Дела шли у братьев неплохо. И всё бы хорошо было, кабы не зависть. Зависть к поделкам, зависть к умению Фимы шить и рукодельничать подтачивали добрые отношения двух семей и истоньшили ткань отношений до разрыва. Случилось это зимой. Мороз стоял на улице, а братья поехали в город на одной лошади. Товара было немного, и к Рождеству хотелось продать и чего-нибудь прикупить. Иллариону ещё нужно было к тестю заехать, подарки передать от Фимы. Пока ехали в город оттеплило, пошёл дождь, Евдоким не досмотрел, и часть его игрушек намокла. Когда он хватился, то вместо игрушек была уже глиняная жижа. Илларионовы игрушки тоже намокли, но им ничего не сделалось, и он их выгодно продал. Это заело Евдокима, и на обратном пути у них произошёл спор. В споре Евдоким обозвал Фиму «Горбушкой». Илларион обиделся и пересел на задок. Кончился этот спор тем, что при подъёме в гору, ударил Евдоким кнутом лошадь, та рванула, Илларион из саней выпал. Как потом рассказывал Илларион, он думал, что Евдоким поднимется повыше, где дорога ровнее и остановится, а он нет, выехал на горку, стеганул лошадь кнутом и ускакал. Илларионова шапка в санях осталась. Пришлось Иллариону идти пешком, без шапки. Ночью подморозило. Пришёл Илларион домой под утро, заиндевевший и злой. Пришёл, не раздеваясь, сел на лавку и сказал:

– Не брат он мне, так даже с гнилыми людьми не поступают. – Потом пришла Прасковья, говорила, что не заметил Евдоким, как Илларион выпал. Ясно, мужа выгораживает.
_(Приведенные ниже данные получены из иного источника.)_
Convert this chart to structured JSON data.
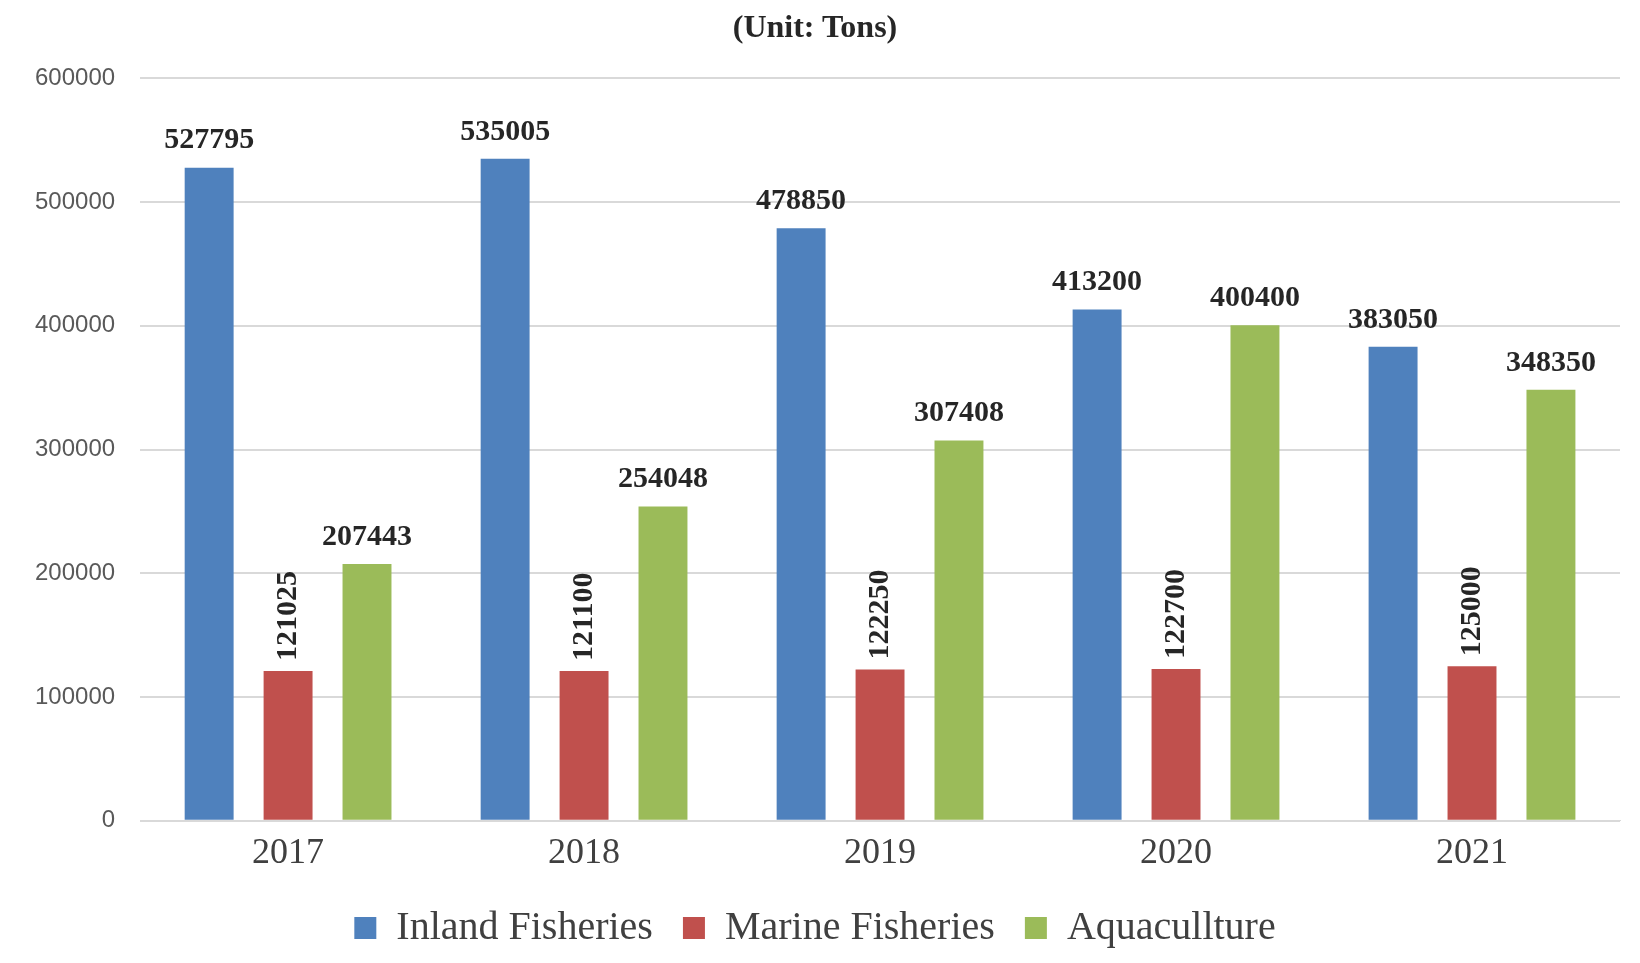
{
  "chart_data": {
    "type": "bar",
    "title": "(Unit: Tons)",
    "categories": [
      "2017",
      "2018",
      "2019",
      "2020",
      "2021"
    ],
    "series": [
      {
        "name": "Inland Fisheries",
        "color": "#4f81bd",
        "values": [
          527795,
          535005,
          478850,
          413200,
          383050
        ]
      },
      {
        "name": "Marine Fisheries",
        "color": "#c0504d",
        "values": [
          121025,
          121100,
          122250,
          122700,
          125000
        ]
      },
      {
        "name": "Aquacullture",
        "color": "#9bbb59",
        "values": [
          207443,
          254048,
          307408,
          400400,
          348350
        ]
      }
    ],
    "ylim": [
      0,
      600000
    ],
    "yticks": [
      0,
      100000,
      200000,
      300000,
      400000,
      500000,
      600000
    ],
    "grid": "y",
    "legend": "bottom",
    "data_labels": true
  }
}
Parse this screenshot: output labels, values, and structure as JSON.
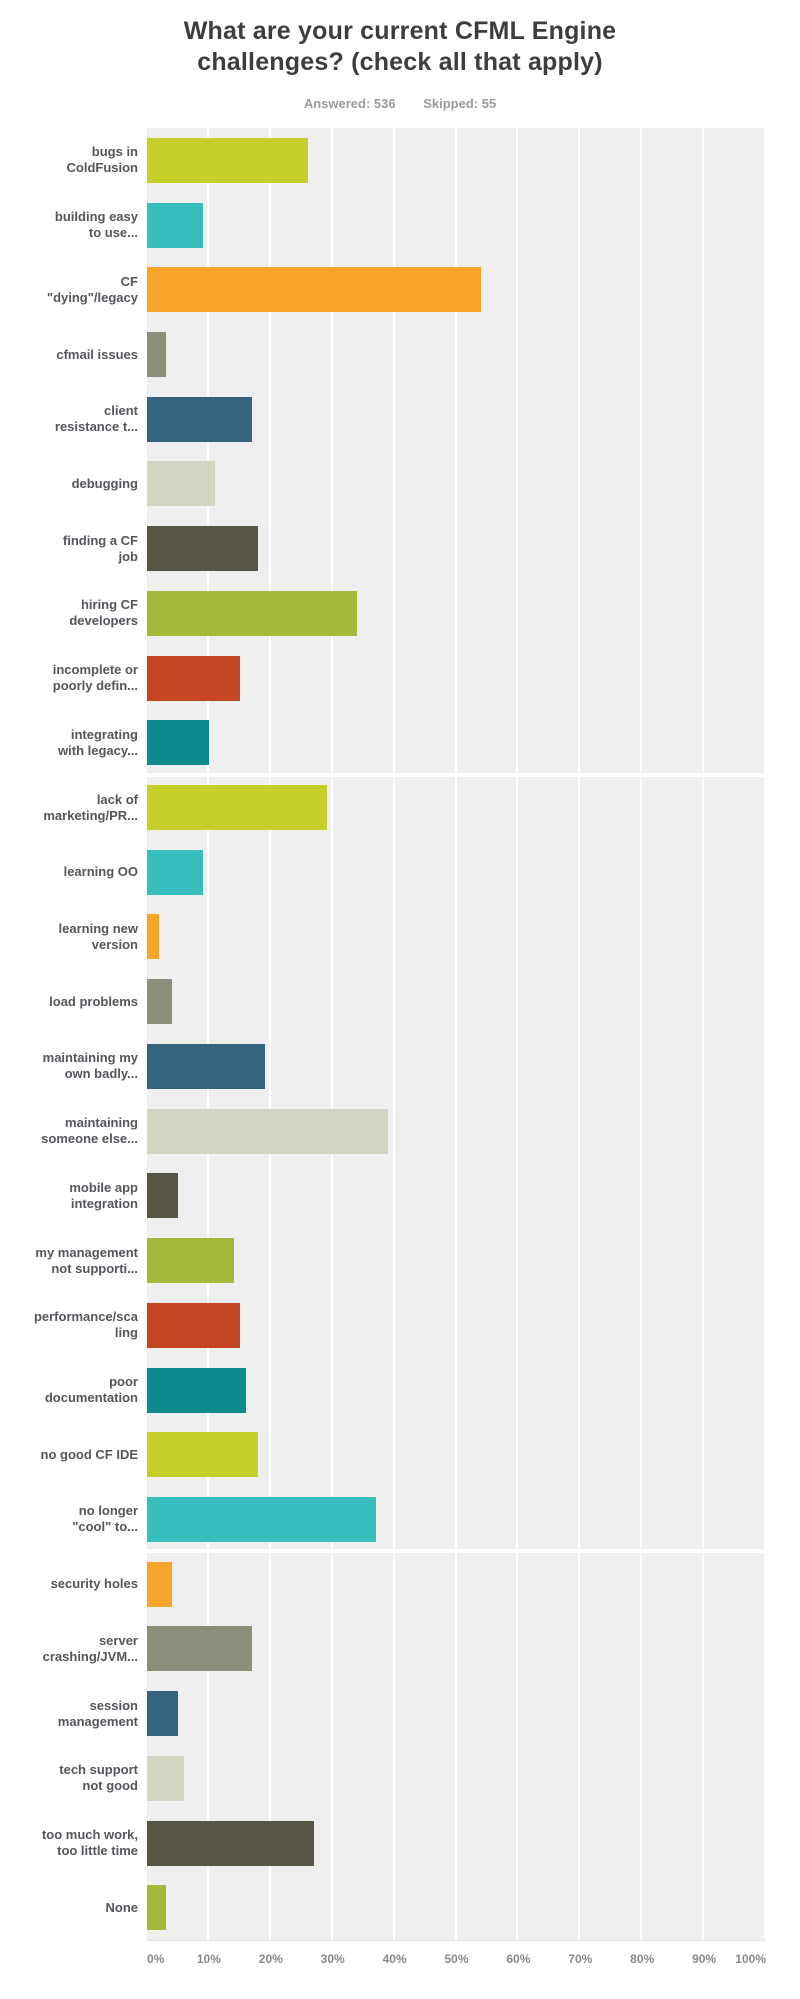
{
  "page": {
    "title": "What are your current CFML Engine\nchallenges? (check all that apply)",
    "answered_text": "Answered: 536",
    "skipped_text": "Skipped: 55"
  },
  "chart_data": {
    "type": "bar",
    "orientation": "horizontal",
    "title": "What are your current CFML Engine challenges? (check all that apply)",
    "answered": 536,
    "skipped": 55,
    "unit": "percent",
    "xlim": [
      0,
      100
    ],
    "x_ticks": [
      "0%",
      "10%",
      "20%",
      "30%",
      "40%",
      "50%",
      "60%",
      "70%",
      "80%",
      "90%",
      "100%"
    ],
    "grid": true,
    "legend": false,
    "plot_background": "#efefef",
    "gridline_color": "#ffffff",
    "palette": [
      "#C6D02A",
      "#39BEBE",
      "#F7A428",
      "#8C8D7B",
      "#35657D",
      "#D4D4C5",
      "#585747",
      "#A4B937",
      "#C54623",
      "#0D8A8D"
    ],
    "categories": [
      "bugs in\nColdFusion",
      "building easy\nto use...",
      "CF\n\"dying\"/legacy",
      "cfmail issues",
      "client\nresistance t...",
      "debugging",
      "finding a CF\njob",
      "hiring CF\ndevelopers",
      "incomplete or\npoorly defin...",
      "integrating\nwith legacy...",
      "lack of\nmarketing/PR...",
      "learning OO",
      "learning new\nversion",
      "load problems",
      "maintaining my\nown badly...",
      "maintaining\nsomeone else...",
      "mobile app\nintegration",
      "my management\nnot supporti...",
      "performance/sca\nling",
      "poor\ndocumentation",
      "no good CF IDE",
      "no longer\n\"cool\" to...",
      "security holes",
      "server\ncrashing/JVM...",
      "session\nmanagement",
      "tech support\nnot good",
      "too much work,\ntoo little time",
      "None"
    ],
    "values": [
      26,
      9,
      54,
      3,
      17,
      11,
      18,
      34,
      15,
      10,
      29,
      9,
      2,
      4,
      19,
      39,
      5,
      14,
      15,
      16,
      18,
      37,
      4,
      17,
      5,
      6,
      27,
      3
    ]
  }
}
– Он что же и домой приехал, не заметил, что меня нет? – спросил Илларион, – почему не вернулся, раз нет?

– Думал, что ты спрыгнул, чтоб домой через овраг, покороче так, – мямлила Прасковья.

– Иди и передай – пока не покается – я его не знаю…
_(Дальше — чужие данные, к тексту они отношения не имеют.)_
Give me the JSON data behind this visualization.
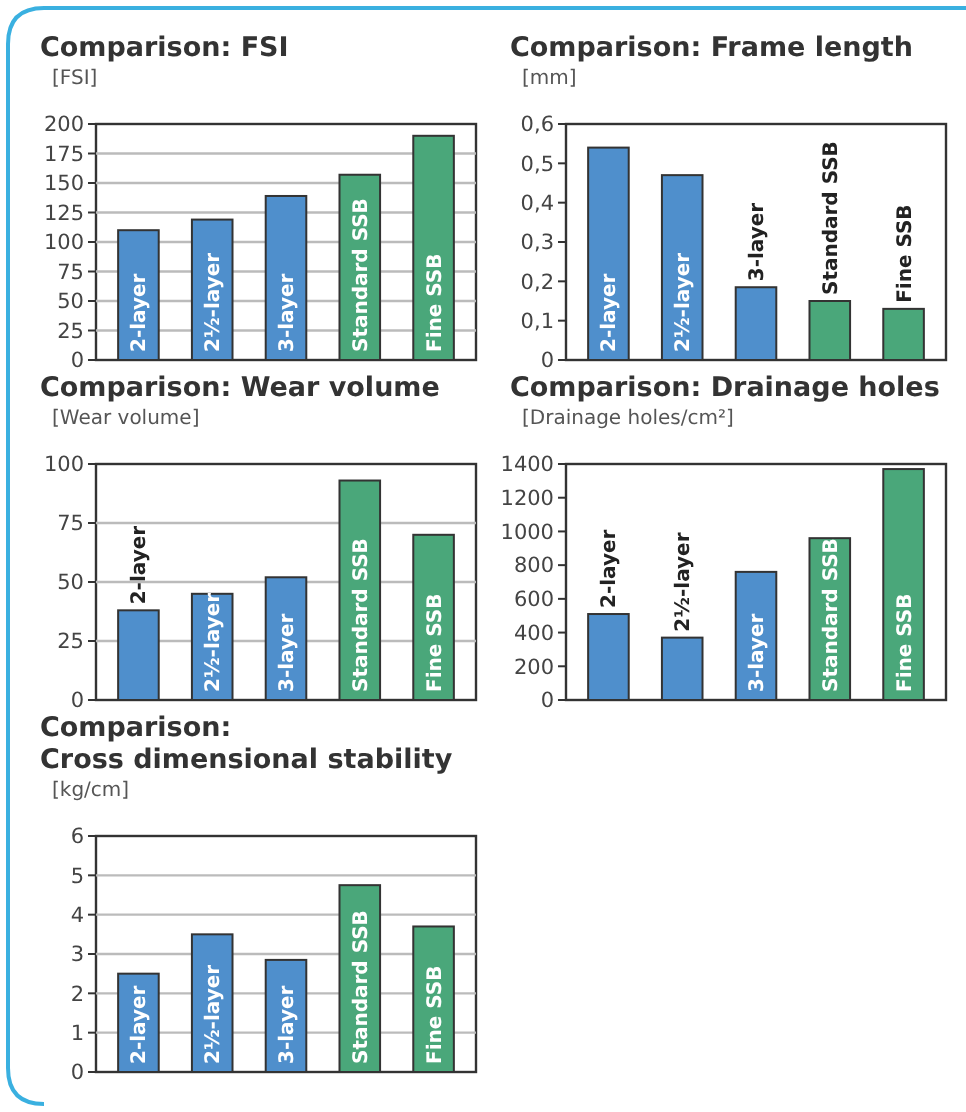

А когда Евдоким не пришёл ни через день, ни через неделю, сказал: «Видно нет у меня больше брата». Евдоким в ссоре пошёл ещё дальше. В то время продолжалась перепись населения и крестьяне получали фамилии. Кому фамилии давали по прозвищам, а чаще по именам родителей и дедушек. Сыновья Африканта: Михаил, Семён, Григорий, Ларион и Евдоким были записаны по имени отца – Африкантовыми. В ссоре Евдоким отказался с Илларионом носить одну фамилию и записался «Тетериным», по уличному имени деда, прозвище которого было «Тетеря». Больше к этому вопросу в семье Иллариона не возвращались. Только счастливая семейная жизнь у Иллариона с Фимой оказалась не очень долгой. Народив Николая, Федосью и Акулину, она при следующих родах умерла.
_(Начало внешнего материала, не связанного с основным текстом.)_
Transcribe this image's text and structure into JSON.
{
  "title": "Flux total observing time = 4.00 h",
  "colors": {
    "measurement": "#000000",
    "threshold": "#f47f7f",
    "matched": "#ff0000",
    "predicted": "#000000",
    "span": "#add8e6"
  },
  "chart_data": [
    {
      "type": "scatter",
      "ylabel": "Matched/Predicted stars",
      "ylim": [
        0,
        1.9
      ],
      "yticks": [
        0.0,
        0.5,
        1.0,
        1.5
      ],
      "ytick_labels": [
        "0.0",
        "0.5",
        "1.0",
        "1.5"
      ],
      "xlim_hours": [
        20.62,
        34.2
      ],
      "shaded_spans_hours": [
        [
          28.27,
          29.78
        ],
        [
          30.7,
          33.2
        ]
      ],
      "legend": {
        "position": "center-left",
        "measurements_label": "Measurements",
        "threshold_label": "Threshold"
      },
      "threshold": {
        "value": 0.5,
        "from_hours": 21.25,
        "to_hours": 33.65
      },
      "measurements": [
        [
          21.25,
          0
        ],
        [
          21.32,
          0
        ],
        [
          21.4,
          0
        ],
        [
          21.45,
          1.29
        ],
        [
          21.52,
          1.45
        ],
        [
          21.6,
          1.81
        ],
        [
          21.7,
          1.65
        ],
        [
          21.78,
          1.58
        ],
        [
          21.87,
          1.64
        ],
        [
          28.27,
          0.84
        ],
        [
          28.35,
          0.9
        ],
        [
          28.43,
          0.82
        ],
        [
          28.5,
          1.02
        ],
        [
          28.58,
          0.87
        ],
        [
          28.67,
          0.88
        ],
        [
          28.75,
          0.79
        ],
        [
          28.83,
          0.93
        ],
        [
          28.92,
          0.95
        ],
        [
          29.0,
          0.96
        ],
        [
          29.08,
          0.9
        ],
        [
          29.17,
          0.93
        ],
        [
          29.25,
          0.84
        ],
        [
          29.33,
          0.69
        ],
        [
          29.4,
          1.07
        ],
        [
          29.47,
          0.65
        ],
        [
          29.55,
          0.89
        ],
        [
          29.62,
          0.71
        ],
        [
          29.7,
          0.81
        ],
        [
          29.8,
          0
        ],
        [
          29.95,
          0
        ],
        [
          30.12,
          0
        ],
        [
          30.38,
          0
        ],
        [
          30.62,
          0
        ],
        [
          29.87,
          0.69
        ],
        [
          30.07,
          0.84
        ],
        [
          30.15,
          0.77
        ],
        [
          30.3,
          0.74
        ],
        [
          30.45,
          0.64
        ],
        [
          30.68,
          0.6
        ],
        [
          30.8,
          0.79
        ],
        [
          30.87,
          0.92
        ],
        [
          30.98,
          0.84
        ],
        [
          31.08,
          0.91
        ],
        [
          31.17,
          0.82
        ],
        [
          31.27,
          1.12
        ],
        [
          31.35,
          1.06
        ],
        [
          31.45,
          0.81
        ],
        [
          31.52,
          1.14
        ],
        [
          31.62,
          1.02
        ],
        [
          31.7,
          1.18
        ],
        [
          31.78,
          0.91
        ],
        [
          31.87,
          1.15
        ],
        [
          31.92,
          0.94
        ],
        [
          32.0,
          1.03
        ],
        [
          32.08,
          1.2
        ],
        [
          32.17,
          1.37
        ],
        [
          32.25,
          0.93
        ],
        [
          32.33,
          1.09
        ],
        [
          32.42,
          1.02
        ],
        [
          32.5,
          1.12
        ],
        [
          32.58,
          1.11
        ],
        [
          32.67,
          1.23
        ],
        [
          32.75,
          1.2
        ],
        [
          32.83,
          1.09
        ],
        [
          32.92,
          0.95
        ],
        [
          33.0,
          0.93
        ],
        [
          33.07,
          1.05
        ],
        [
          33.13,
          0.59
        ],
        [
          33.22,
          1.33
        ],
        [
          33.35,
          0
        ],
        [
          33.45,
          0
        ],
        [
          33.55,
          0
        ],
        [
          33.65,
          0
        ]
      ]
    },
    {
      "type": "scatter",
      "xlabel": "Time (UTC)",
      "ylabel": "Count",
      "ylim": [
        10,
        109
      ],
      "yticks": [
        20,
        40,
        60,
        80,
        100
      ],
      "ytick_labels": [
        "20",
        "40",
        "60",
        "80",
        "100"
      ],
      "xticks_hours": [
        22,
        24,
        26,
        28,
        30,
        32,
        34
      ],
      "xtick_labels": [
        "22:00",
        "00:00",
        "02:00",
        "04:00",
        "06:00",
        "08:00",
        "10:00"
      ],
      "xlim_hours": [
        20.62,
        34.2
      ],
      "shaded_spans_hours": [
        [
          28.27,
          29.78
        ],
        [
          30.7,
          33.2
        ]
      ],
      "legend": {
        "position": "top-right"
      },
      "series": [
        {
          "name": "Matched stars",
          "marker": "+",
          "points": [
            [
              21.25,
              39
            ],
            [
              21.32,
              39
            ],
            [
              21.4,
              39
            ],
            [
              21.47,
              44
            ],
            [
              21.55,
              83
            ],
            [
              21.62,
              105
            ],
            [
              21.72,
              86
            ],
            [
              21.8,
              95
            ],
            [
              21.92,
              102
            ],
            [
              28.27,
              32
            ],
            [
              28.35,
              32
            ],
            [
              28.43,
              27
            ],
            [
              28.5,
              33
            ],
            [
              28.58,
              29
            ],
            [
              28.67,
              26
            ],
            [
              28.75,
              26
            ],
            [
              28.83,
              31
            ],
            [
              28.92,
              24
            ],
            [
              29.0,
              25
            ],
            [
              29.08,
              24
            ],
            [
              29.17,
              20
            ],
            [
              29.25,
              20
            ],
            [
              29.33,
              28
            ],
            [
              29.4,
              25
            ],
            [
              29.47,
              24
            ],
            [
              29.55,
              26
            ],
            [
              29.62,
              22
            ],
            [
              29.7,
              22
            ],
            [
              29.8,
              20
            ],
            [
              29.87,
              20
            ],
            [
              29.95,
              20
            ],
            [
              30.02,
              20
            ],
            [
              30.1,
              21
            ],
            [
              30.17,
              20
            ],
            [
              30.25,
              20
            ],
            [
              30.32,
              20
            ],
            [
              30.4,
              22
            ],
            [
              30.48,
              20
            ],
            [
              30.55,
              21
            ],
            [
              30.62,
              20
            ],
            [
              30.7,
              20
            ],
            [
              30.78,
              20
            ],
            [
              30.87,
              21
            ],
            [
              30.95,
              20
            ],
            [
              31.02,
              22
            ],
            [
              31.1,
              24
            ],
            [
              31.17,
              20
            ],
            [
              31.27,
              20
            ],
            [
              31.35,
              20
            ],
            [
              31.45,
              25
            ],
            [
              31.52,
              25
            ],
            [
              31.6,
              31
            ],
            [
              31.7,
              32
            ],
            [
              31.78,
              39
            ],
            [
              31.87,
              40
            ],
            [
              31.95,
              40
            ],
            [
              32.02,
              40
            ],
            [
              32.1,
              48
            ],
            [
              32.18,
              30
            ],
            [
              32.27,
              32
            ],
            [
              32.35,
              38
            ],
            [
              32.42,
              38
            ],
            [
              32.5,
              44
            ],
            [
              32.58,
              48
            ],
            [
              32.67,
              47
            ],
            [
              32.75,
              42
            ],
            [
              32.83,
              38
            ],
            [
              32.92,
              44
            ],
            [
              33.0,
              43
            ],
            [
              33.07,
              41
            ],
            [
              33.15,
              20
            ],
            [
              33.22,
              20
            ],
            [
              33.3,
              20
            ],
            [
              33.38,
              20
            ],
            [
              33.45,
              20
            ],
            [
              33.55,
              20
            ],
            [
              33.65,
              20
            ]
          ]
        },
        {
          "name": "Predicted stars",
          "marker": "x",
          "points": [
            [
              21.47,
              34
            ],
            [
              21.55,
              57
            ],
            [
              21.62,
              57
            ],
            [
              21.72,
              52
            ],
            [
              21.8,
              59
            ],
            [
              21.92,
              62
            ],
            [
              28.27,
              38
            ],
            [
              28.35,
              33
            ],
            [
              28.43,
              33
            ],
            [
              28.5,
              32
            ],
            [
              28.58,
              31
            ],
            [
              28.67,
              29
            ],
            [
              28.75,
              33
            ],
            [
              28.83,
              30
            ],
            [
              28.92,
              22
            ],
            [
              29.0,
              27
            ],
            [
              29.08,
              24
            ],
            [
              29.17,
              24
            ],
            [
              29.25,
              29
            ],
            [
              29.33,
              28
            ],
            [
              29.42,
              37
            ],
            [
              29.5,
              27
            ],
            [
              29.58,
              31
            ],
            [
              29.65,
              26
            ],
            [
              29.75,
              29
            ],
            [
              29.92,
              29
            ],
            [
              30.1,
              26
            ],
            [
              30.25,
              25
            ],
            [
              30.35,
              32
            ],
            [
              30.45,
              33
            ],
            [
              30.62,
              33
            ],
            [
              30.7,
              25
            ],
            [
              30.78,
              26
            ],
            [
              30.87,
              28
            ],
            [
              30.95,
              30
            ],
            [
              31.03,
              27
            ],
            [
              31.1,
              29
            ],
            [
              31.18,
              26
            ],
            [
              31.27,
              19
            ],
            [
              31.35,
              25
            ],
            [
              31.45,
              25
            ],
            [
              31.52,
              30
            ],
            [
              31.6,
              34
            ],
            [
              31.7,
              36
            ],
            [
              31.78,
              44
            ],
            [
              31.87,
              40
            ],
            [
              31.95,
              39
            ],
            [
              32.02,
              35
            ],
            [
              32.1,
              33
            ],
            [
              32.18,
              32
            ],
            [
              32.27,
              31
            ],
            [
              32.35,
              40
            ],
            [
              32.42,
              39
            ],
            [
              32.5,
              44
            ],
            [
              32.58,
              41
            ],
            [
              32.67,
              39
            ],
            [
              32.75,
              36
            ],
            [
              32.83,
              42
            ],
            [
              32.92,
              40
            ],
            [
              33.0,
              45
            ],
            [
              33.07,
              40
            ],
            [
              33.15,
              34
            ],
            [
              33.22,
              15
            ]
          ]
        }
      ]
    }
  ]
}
Долго горевал по Фиме Илларион, однако со смертью жены лепить игрушки не перестал, душой к лепке прикипел. Второй раз Илларион женился на Анфисе Васильевне, которая, тоже оказалась женщиной со сноровкой и с художественным вкусом, что для Илларионова игрушечного дела было как раз кстати. Думается, этот выбор не был случайностью. Видно он такую женщину и приглядывал себе в жёны, чтоб могла игрушечным делом заниматься.

Помирились братья в день рождения у Анфисы с Илларионом долгожданного сына – Андрияна. На радостях простил Илларион давнюю на брата Евдокима обиду и всех позвал на крестины. Евдоким тоже не держал зла на брата, а вот фамилию «Тетерин» менять не стал, сказав: «Чего её менять, чай не баренья какие, понятно чьи будем и ладно».

– Андриян Илларионыч Африкантов будущий игрушечных дел мастер, –говорил Илларион в изрядном подпитии, поднимая младенца к потолку.

Анфиса радостная стояла рядом и боялась, как бы, не уронили новорождённого. Никто из них в то время не знал, что в расшитом ещё Фимой одеяльце басовито кричит не только продолжатель рода Африкантовых, и будущий игрушечных дел мастер, но и от роду, свободный землепашец, а уж о том как его отец Илларион получил от барыни Быстряковой вольную, особый сказ.